The disbelief extended beyond Jesus’ immediate family, many others from the region He grew up in had a similar response. In John 6:42, we see the reaction of His hometown, they straight up said “Is this not Jesus, the son of Joseph, whose father and mother we know? How can He now say, ‘I came down from heaven?”
It’s the same story, people who, like His brothers were overly familiar with Him and could not recognize the Messiah standing before them.
It’s important not to gloss over just how hard this must have been for Jesus. Living on earth both fully divine and fully human, He surely felt the pain of that rejection just as any other human would. How incredibly comforting when we face similar moments within our own families. When Jesus says those who mourn will be comforted (Matthew 5:4), He is talking as someone who knows the feeling, because He lived it. It’s just another beautiful way He truly does understand when we are hurt or rejected, especially by our families.
When Jesus said “A prophet is not without honor except in His hometown and in His own household” (Matthew 13:57), He was clueing us into a deep-rooted aspect of our nature as humans.
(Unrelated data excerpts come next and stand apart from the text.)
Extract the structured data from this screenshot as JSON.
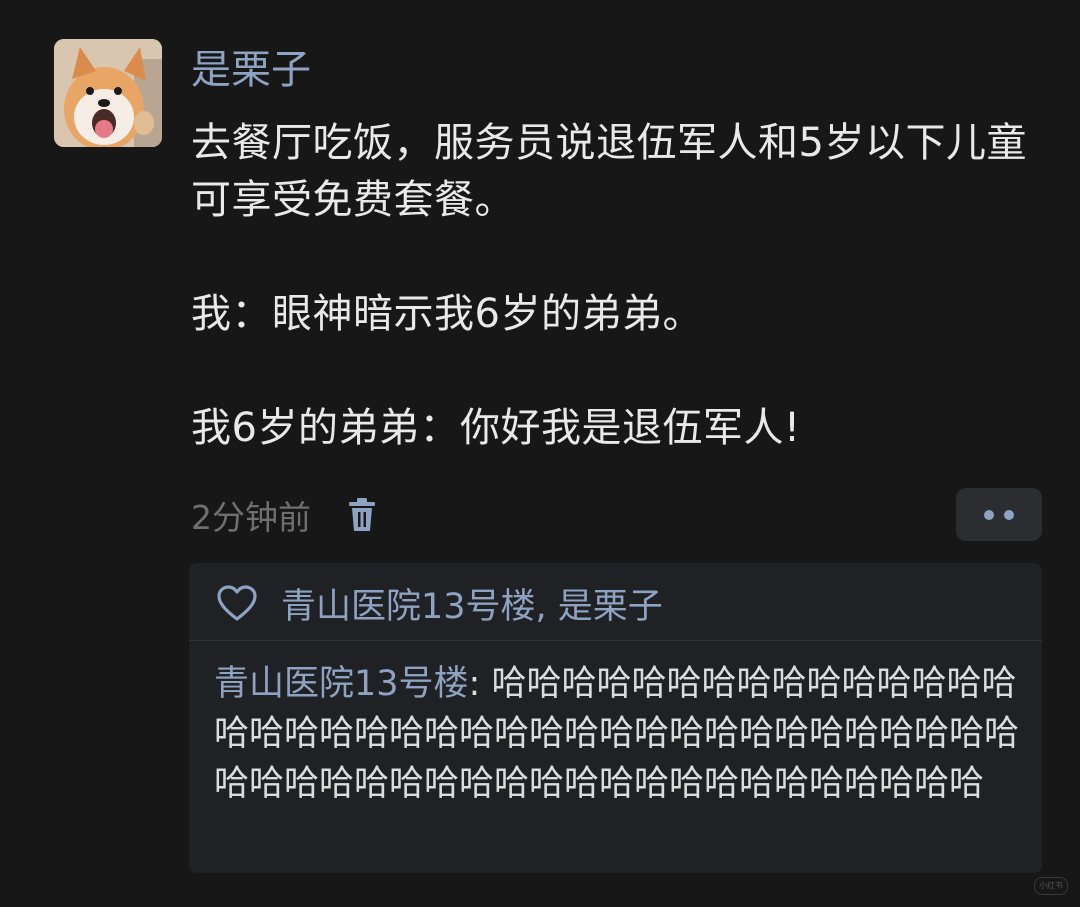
{
  "post": {
    "author": "是栗子",
    "avatar_icon": "shiba-dog-avatar",
    "text_line_1": "去餐厅吃饭，服务员说退伍军人和5岁以下儿童可享受免费套餐。",
    "text_line_2": "我：眼神暗示我6岁的弟弟。",
    "text_line_3": "我6岁的弟弟：你好我是退伍军人!",
    "timestamp": "2分钟前",
    "delete_icon": "trash-icon",
    "more_icon": "more-dots-icon"
  },
  "likes": {
    "icon": "heart-icon",
    "names": "青山医院13号楼, 是栗子"
  },
  "reply": {
    "user": "青山医院13号楼",
    "separator": ": ",
    "text": "哈哈哈哈哈哈哈哈哈哈哈哈哈哈哈哈哈哈哈哈哈哈哈哈哈哈哈哈哈哈哈哈哈哈哈哈哈哈哈哈哈哈哈哈哈哈哈哈哈哈哈哈哈哈哈哈哈哈哈哈"
  },
  "colors": {
    "background": "#171717",
    "accent": "#8ea2c2",
    "text": "#e9e9e9",
    "muted": "#6f6f6f",
    "panel": "#202124"
  }
}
The old adage “Familiarity breeds contempt” is around for a reason and there are more examples of that inaction beyond Jesus. We see it at play in the lives of Joseph and King David. Joseph was called by God at an early age. Yet when he shared his destiny with his brothers, they didn’t just disbelieve him, they actively did their best to sabotage his future. The same goes for David; when the prophet Samuel came to his father’s house to anoint a king of Israel, David’s father was oblivious to David’s potential and saw him as totally disqualified. But the lack of familial endorsement could never cancel out God’s plans for these mighty men’s lives, and ultimately His incredible plans brought redemption and restoration to each family.
Even with rocky starts, both Joseph’s and David’s stories end with their families recognizing who they are and reuniting. And it was the same with Jesus’ brothers. We aren’t given many details of the transformation that went on in their hearts, but they went from believing Jesus had gone crazy to worshipping him as King after His resurrection (Acts 1:14). Not only did they worship Jesus as Lord, but they also became leaders of the church with Jude and James writing letters that would become books in the New Testament.
In his epistle, James calls Jesus, his brother, “Our Lord Jesus Christ, the Lord of glory” (James 2:1). Talk about redemption. What an incredible journey and what an encouragement to us today with family we are praying for. Whether it’s reconciliation we are waiting on, or for family members to come to faith, the story of Jesus’ brothers’ transformation is a story for us today. Let it inspire us to brim with hope over our families.